Being a mainstream female pop singer is perhaps not quite as straightforward as it used to be, and even less so if you’re in the more advanced stages of your career. Ever since the likes of Cher and Kylie signalled changes of musical direction by embracing the vocoder and disco rhythms respectively, it’s become somewhat the norm for the leading ladies of pop to implement a metamorphosis of sound. It could even be argued that it’s now considered not only the norm but expected; these women can often be heard in interviews remarking on the need or desire to show their ‘real selves’ in an effort not to stagnate. Of course, there are those artists who simply enjoy trying something new, and, judging by Memphis Blues – and, indeed, its dance-pop predecessor Bring Ya To The Brink – Cyndi Lauper fits this description well.
Chances are the mere mention of Lauper’s name is enough to summon up memories of bad karaoke renditions of ‘Girls Just Wanna Have Fun’ (as well as that unmistakable voice with its swooping upper register), so the notion of her producing a blues record, especially so comparatively late in her career, may seem alien. That the album features some of the big names in the blues scene might just be a subtle indication that she wasn’t about to take the project on without proven backup. However, the heavyweight likes of BB King, Ann Peebles, Charlie Musselwhite and Allen Toussaint are not enough to disguise the uncomfortable conclusion one reaches at the close of Memphis Blues – Lauper’s voice is simply not suited to this music.

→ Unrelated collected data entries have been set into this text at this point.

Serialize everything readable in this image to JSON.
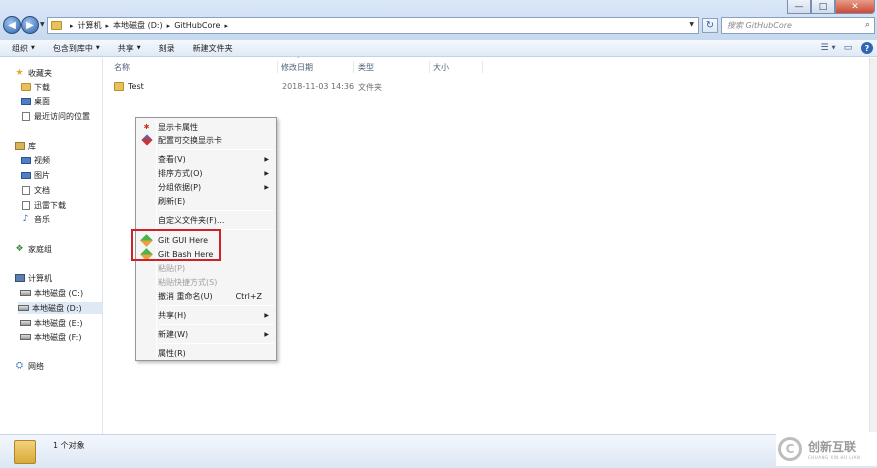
{
  "window": {
    "minimize_glyph": "—",
    "maximize_glyph": "□",
    "close_glyph": "✕"
  },
  "navigation": {
    "back_glyph": "◀",
    "forward_glyph": "▶",
    "dropdown_glyph": "▼",
    "refresh_glyph": "↻"
  },
  "address": {
    "crumb_separator": "▸",
    "crumbs": [
      "计算机",
      "本地磁盘 (D:)",
      "GitHubCore"
    ]
  },
  "search": {
    "placeholder": "搜索 GitHubCore",
    "icon": "search-icon",
    "icon_glyph": "⌕"
  },
  "toolbar": {
    "arrow_glyph": "▼",
    "items": [
      "组织",
      "包含到库中",
      "共享",
      "刻录",
      "新建文件夹"
    ],
    "view_glyph": "☰",
    "preview_glyph": "▭",
    "help_glyph": "?"
  },
  "sidebar": {
    "favorites": {
      "label": "收藏夹",
      "icon": "star-icon",
      "glyph": "★"
    },
    "favorites_items": [
      "下载",
      "桌面",
      "最近访问的位置"
    ],
    "libraries": {
      "label": "库",
      "icon": "library-icon"
    },
    "libraries_items": [
      "视频",
      "图片",
      "文档",
      "迅雷下载",
      "音乐"
    ],
    "music_glyph": "♪",
    "homegroup": {
      "label": "家庭组",
      "icon": "homegroup-icon",
      "glyph": "❖"
    },
    "computer": {
      "label": "计算机",
      "icon": "computer-icon"
    },
    "computer_items": [
      "本地磁盘 (C:)",
      "本地磁盘 (D:)",
      "本地磁盘 (E:)",
      "本地磁盘 (F:)"
    ],
    "selected_item": "本地磁盘 (D:)",
    "network": {
      "label": "网络",
      "icon": "network-icon",
      "glyph": "⛭"
    }
  },
  "file_list": {
    "sort_glyph": "˄",
    "columns": [
      "名称",
      "修改日期",
      "类型",
      "大小"
    ],
    "rows": [
      {
        "name": "Test",
        "modified": "2018-11-03 14:36",
        "type": "文件夹",
        "size": ""
      }
    ]
  },
  "context_menu": {
    "submenu_glyph": "▶",
    "card_glyph": "✱",
    "items": [
      {
        "label": "显示卡属性"
      },
      {
        "label": "配置可交换显示卡"
      },
      {
        "label": "查看(V)"
      },
      {
        "label": "排序方式(O)"
      },
      {
        "label": "分组依据(P)"
      },
      {
        "label": "刷新(E)"
      },
      {
        "label": "自定义文件夹(F)..."
      },
      {
        "label": "Git GUI Here"
      },
      {
        "label": "Git Bash Here"
      },
      {
        "label": "粘贴(P)"
      },
      {
        "label": "粘贴快捷方式(S)"
      },
      {
        "label": "撤消 重命名(U)",
        "shortcut": "Ctrl+Z"
      },
      {
        "label": "共享(H)"
      },
      {
        "label": "新建(W)"
      },
      {
        "label": "属性(R)"
      }
    ]
  },
  "status_bar": {
    "text": "1 个对象"
  },
  "watermark": {
    "logo_glyph": "C",
    "text_cn": "创新互联",
    "text_en": "CHUANG XIN HU LIAN"
  }
}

Too often this fact is all too plain, a prime example being album opener ‘Just Your Fool’; here, Lauper’s delivery sounds unsure at times and anything but bluesy as it duels with, and is completely vanquished by, Musselwhite’s rollicking harmonica. The swaying, upbeat ‘Early In The Morning’, featuring both King and Toussaint, is full of fun and quirky charm, proving much more aligned to Lauper’s voice, while the impassioned ‘Romance In The Dark’ is exactly that. However, the few convincing moments are more than equalled by the less convincing ones, and ‘How Blue Can You Get?’ is certainly one of the latter; Lauper never really seems to relish the lyric, and offers restraint on words and syllables which seem to beg to be drawn out.

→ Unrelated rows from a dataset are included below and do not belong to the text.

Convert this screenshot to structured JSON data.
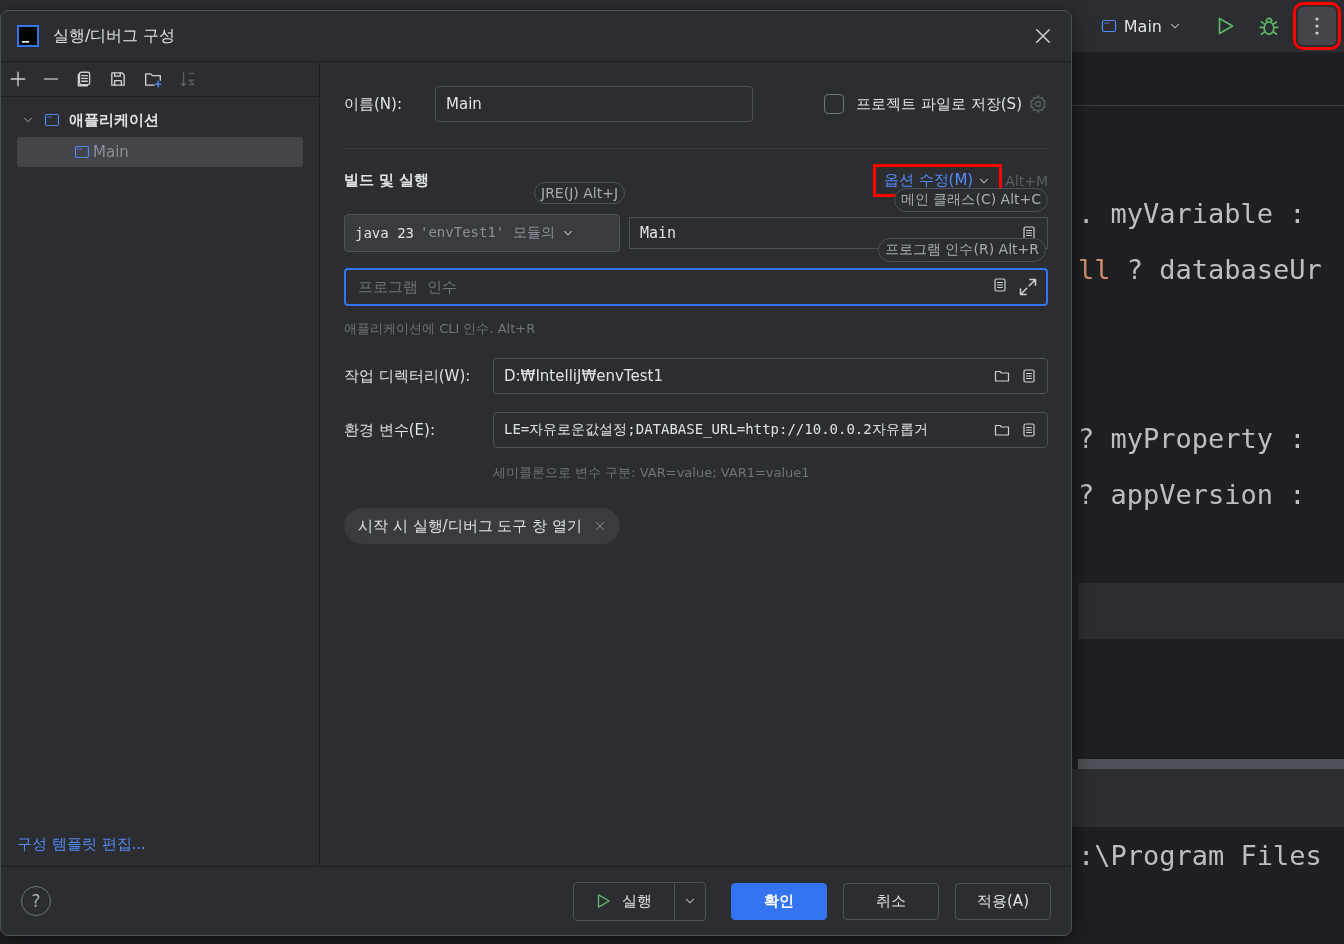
{
  "ide": {
    "run_config": "Main",
    "more_button": {
      "highlighted": true
    },
    "code_blocks": [
      [
        {
          "segments": [
            {
              "text": ". myVariable :",
              "kind": "plain"
            }
          ]
        },
        {
          "segments": [
            {
              "text": "ll",
              "kind": "keyword"
            },
            {
              "text": " ? databaseUr",
              "kind": "plain"
            }
          ]
        }
      ],
      [
        {
          "segments": [
            {
              "text": "? myProperty :",
              "kind": "plain"
            }
          ]
        },
        {
          "segments": [
            {
              "text": "? appVersion :",
              "kind": "plain"
            }
          ]
        }
      ]
    ],
    "terminal_line": ":\\Program Files"
  },
  "dialog": {
    "title": "실행/디버그 구성",
    "tree": [
      {
        "label": "애플리케이션",
        "expanded": true,
        "selected": false,
        "children": [
          {
            "label": "Main",
            "selected": true
          }
        ]
      }
    ],
    "template_link": "구성 템플릿 편집...",
    "name_label": "이름(N):",
    "name_value": "Main",
    "store_checkbox": {
      "label": "프로젝트 파일로 저장(S)",
      "checked": false
    },
    "section_title": "빌드 및 실행",
    "modify_options": {
      "label": "옵션 수정(M)",
      "shortcut": "Alt+M",
      "highlighted": true
    },
    "jre": {
      "version": "java 23",
      "module": "'envTest1' 모듈의"
    },
    "main_class": "Main",
    "program_args": {
      "placeholder": "프로그램 인수",
      "hint": "애플리케이션에 CLI 인수. Alt+R"
    },
    "working_dir": {
      "label": "작업 디렉터리(W):",
      "value": "D:₩IntelliJ₩envTest1"
    },
    "env": {
      "label": "환경 변수(E):",
      "value": "LE=자유로운값설정;DATABASE_URL=http://10.0.0.2자유롭거",
      "hint": "세미콜론으로 변수 구분: VAR=value; VAR1=value1"
    },
    "chip": "시작 시 실행/디버그 도구 창 열기",
    "hints": [
      {
        "text": "JRE(J) Alt+J"
      },
      {
        "text": "메인 클래스(C) Alt+C"
      },
      {
        "text": "프로그램 인수(R) Alt+R"
      }
    ],
    "help": "?",
    "buttons": {
      "run": "실행",
      "ok": "확인",
      "cancel": "취소",
      "apply": "적용(A)"
    }
  }
}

Meanwhile, on ‘Rollin’ & Tumblin’, Lauper’s vocal weakness is emphasised as she is outdone by the much more impressive Ann Peebles, whose smoky, ragged delivery does much greater justice to the slick guitar work and honky-tonk piano backing, while to pull off any rendition of Robert Johnson’s classic and oft-covered ‘Crossroads’ would require a radically different treatment – a tall order given the number of times it’s been done already, and one which Lauper and company fail to match. They fare much better on the energetic ‘Don’t Cry No More’, which is more gospel and soul infused than blues, and perfectly complements Lauper’s bouncy delivery.

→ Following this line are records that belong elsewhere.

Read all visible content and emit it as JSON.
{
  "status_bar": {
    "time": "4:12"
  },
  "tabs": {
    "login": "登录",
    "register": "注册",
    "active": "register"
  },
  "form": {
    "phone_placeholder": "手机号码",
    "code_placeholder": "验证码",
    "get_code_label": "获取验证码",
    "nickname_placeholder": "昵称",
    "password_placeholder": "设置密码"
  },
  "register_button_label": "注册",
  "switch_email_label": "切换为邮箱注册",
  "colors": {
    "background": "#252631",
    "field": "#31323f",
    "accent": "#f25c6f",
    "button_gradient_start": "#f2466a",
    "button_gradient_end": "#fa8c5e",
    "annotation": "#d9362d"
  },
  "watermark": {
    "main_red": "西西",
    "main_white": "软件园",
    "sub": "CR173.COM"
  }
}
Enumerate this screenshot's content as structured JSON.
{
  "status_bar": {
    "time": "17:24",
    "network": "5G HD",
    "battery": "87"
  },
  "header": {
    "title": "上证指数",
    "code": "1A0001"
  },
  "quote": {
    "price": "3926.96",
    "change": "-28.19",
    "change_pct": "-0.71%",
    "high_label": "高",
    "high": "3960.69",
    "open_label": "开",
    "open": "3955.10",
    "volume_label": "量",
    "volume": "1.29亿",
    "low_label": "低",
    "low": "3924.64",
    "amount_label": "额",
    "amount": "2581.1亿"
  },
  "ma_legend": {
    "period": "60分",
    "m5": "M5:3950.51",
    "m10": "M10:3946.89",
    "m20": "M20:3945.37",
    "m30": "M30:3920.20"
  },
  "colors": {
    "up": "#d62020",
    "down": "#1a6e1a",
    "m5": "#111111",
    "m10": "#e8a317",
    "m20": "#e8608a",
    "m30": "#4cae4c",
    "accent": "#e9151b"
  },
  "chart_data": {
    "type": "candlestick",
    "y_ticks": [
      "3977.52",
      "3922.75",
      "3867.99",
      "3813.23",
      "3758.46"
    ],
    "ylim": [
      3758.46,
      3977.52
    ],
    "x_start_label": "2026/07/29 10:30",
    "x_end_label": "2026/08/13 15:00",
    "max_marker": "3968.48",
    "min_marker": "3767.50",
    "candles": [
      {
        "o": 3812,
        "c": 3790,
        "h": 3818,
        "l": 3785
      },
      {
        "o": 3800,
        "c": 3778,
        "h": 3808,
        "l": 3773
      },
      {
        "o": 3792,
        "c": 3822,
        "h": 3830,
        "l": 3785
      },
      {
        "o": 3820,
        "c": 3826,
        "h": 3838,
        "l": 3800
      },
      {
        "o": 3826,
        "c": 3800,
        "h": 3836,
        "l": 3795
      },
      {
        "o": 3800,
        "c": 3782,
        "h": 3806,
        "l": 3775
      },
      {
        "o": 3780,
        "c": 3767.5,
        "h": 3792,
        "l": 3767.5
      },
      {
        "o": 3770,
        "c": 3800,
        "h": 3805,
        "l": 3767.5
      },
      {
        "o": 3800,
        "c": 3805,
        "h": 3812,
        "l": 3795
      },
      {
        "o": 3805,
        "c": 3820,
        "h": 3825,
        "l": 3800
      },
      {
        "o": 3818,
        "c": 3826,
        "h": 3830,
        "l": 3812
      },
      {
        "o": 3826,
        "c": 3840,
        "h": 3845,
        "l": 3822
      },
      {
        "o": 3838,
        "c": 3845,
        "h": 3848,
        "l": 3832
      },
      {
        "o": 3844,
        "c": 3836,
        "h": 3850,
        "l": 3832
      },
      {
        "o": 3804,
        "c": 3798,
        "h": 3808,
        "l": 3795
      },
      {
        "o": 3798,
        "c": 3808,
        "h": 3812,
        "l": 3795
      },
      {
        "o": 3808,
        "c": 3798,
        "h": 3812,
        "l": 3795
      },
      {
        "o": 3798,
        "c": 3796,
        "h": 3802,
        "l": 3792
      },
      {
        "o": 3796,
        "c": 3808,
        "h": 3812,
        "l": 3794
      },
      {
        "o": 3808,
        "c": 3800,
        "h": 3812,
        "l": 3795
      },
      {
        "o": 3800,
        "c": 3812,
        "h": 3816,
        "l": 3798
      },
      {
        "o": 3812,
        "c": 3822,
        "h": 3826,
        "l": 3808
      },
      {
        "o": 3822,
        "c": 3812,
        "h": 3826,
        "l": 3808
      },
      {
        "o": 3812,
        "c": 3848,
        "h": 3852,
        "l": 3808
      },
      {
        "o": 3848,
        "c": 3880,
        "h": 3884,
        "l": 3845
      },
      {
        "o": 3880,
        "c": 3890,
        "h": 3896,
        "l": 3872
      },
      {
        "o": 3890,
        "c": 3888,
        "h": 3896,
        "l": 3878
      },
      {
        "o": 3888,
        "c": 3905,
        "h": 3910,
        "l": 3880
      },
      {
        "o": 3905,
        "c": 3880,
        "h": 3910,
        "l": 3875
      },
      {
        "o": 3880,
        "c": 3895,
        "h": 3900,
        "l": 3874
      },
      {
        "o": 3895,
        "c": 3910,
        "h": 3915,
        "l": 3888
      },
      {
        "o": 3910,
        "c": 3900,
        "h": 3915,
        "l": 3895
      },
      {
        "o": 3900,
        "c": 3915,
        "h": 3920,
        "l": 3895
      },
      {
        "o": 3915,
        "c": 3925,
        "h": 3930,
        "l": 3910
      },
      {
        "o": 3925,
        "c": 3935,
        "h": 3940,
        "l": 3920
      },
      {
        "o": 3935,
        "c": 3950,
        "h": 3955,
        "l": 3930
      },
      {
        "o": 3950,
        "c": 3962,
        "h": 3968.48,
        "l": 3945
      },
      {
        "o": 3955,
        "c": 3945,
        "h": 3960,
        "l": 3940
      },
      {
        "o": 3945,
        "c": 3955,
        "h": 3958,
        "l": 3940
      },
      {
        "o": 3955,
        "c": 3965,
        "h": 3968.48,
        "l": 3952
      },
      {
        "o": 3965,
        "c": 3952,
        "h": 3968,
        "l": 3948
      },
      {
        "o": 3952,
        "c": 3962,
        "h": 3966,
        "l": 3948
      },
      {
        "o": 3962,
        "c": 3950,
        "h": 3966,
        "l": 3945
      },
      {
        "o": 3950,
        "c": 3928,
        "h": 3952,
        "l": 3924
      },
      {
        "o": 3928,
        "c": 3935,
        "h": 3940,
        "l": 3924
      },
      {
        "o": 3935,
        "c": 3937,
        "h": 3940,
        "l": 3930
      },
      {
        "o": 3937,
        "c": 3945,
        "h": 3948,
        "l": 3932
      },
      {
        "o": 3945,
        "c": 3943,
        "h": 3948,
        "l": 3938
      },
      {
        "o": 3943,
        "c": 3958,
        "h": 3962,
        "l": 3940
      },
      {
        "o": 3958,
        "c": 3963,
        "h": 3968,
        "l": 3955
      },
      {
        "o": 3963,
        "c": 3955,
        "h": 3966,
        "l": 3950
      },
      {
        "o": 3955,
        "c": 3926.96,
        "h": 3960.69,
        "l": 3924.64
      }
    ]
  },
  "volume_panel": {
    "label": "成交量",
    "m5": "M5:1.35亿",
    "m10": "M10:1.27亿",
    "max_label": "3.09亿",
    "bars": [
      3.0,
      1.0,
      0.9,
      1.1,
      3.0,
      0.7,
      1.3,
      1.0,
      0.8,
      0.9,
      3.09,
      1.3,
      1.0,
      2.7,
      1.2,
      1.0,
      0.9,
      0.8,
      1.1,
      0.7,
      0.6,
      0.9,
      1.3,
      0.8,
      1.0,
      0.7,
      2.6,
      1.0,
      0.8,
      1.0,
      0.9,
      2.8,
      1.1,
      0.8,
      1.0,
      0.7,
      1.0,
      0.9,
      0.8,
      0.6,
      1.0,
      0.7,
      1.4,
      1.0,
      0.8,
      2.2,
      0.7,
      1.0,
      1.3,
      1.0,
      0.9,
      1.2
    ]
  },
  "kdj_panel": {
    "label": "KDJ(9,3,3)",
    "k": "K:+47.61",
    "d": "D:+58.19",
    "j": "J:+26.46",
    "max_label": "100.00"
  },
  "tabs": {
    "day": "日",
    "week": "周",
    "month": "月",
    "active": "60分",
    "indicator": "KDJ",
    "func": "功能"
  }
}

A decidedly shaky effort all told, Memphis Blues finds Lauper struggling to get on top of many of the more languid, bluesy numbers; blues is a genre which really rewards those who don’t just sing it or listen to it, but feel it. Still, she should take some credit for going where many others fear to tread – the blues is not the easiest musical style to tackle, and you can’t help but think Lauper comes out of this experiment much better than many of her peers would.